Most onions, edible and ornamental, evolved in the middle East, Southern Europe or other Mediterranean climates— where summers see almost no rain and limey soils bake and crack. If you grew up like that, you’d probably hate our humid, fungus-rich air and soils in the Deep South too. Most allium rot here.
Long ago, I did a trial of every commercially available allium. I laid it out like this: 25 bulbs of each taxa planted in three different gardens. Each space with strikingly different cultural conditions. I repeated this for 2 years. The results showed that only three of the Allium actually perennialized: A. moly, A. unifolium and A. triquetum.
They are cute. Little and cute.
But I grew up looking at bulb catelogues with big, purple balls — Allium ‘Lucille Ball.’ The cute ones don’t cut it.
My friend Jim Martin coaches people to be ok with that. Jim says we should enjoy the fat, gray winter leaves. Enjoy the moment the buds emerge. After flowering, he says, cut the flowers, dry them and enjoy them inside for months.
I’ve always said, ‘I better take some of Jim’s advice, cause he has plenty to spare.’ So I’m not worried about perennializing right now. I’m living in the moment with an old seductress, the huge flowered, Allium schubertii. It’s also called Tumbleweed Allium since after flowering, it’s soft-ball sized flowers dry perfectly, making sculptural spheres that last all summer and presumably roll around in the breeze.
But I’ve stumbled finding inspiration to get them in the right place.
How do you best show off a plant like this? Any creative thoughts? Leave a comment below. Or join me in experimenting. Try the Tumbleweeds. Here’s a link.
Order now, through the weekend and I’ll send you an extra for free.
I’m thinking single plants like sculptures (like in this video).
Or maybe they should be in a geometric grid. I have a huge, square tub that I think I’ll plant with Tumbleweeds in a grid pattern with a prostate ground cover underneath — micro clover maybe. That’s tomorrow. Today, I found an old pic in my phone,
Melodie Scott-Leach of Riverbanks has metal sculptures of Allium schubertii. She spray paints them ever summer. But as you know, if you read the book, Melodie is definitely a garden disruptor.

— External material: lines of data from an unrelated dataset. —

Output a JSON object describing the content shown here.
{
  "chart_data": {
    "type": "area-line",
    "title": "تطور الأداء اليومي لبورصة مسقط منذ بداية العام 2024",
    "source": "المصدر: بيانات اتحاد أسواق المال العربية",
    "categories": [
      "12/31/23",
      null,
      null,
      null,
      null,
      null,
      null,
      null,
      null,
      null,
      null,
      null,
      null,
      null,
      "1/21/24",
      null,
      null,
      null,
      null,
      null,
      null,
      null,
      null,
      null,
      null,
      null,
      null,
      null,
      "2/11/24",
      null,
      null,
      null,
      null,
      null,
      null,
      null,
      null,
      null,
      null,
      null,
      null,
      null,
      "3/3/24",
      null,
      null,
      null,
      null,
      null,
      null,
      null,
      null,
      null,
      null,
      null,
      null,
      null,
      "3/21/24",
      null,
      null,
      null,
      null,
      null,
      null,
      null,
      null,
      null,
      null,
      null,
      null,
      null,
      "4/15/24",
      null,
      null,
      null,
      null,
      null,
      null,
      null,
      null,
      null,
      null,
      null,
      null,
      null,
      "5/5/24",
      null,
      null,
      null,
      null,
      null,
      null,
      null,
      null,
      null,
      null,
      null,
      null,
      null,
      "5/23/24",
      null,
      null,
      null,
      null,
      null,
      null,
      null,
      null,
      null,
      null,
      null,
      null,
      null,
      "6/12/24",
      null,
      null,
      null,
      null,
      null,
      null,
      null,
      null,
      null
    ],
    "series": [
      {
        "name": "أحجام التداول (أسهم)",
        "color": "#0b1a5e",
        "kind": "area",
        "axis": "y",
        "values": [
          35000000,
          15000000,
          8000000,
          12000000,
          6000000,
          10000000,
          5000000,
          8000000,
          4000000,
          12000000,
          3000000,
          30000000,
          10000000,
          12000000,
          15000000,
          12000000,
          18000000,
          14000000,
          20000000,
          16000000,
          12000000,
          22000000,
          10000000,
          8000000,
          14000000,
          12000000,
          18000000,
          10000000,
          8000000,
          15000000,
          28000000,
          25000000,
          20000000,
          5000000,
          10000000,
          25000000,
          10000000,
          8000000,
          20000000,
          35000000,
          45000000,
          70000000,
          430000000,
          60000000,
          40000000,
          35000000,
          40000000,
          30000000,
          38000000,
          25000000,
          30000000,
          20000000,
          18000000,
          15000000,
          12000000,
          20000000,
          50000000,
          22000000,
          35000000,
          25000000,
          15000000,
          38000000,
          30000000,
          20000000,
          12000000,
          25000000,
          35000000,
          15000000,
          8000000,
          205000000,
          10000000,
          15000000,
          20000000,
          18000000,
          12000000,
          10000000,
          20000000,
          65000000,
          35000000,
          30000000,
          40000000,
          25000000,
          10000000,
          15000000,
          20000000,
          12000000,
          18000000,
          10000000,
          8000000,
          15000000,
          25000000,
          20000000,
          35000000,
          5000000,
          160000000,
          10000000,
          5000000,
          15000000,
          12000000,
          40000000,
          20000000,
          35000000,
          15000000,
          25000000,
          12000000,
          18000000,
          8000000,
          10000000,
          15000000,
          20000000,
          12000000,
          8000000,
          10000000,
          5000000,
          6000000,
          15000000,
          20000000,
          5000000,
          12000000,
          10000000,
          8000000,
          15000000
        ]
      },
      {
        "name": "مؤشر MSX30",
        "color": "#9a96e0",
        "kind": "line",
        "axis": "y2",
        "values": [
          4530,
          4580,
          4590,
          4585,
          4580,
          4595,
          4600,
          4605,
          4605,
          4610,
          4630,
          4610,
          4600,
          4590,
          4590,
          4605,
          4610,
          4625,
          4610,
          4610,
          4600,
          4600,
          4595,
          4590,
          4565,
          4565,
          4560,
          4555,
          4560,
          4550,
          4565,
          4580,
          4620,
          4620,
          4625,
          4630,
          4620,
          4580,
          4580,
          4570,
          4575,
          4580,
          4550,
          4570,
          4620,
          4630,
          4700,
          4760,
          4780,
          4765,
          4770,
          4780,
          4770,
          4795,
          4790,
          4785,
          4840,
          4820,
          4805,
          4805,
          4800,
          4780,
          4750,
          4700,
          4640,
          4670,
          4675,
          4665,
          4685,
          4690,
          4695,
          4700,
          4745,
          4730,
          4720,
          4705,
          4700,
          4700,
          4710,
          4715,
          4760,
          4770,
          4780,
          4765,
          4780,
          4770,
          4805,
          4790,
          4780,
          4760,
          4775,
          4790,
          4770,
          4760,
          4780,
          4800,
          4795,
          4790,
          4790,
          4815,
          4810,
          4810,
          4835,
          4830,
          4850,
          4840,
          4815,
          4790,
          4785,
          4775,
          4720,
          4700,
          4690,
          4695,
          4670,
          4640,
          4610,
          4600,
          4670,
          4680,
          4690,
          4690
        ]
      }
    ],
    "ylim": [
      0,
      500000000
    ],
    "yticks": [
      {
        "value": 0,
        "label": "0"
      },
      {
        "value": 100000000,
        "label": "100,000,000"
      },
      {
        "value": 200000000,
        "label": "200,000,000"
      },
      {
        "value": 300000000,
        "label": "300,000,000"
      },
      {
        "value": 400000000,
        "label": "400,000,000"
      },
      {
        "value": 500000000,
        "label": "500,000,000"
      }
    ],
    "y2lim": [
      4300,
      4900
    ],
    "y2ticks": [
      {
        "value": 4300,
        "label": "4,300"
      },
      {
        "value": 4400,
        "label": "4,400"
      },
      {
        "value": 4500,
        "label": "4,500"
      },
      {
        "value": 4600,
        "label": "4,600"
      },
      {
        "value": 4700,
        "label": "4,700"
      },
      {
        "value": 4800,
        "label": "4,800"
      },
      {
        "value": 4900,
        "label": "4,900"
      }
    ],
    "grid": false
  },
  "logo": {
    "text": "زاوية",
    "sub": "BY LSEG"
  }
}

The book got it’s first review this week! Dr. Tom Mack reviewed this book and mentioned my others — you can find via your search engine. It’s running in Free Times and tomorrow in Aiken Standard. Both of those are Charleston Post and Courier papers. If your town is a P&C paper (Greenville, Charleston, Hilton Head and a dozen more) Please ask them to run this!
I know this comment is ridiculously late for this post but I am glad to discover that alliums just won't come back down here. Ever. They grew beautifully at the farm in Alaska, on glacial grit, mostly returning for a next year or two. I bought some marked down Persian Blue ones before I left and I am going to put them in a big pot with lots of sand and hope they will give me one spectacular show!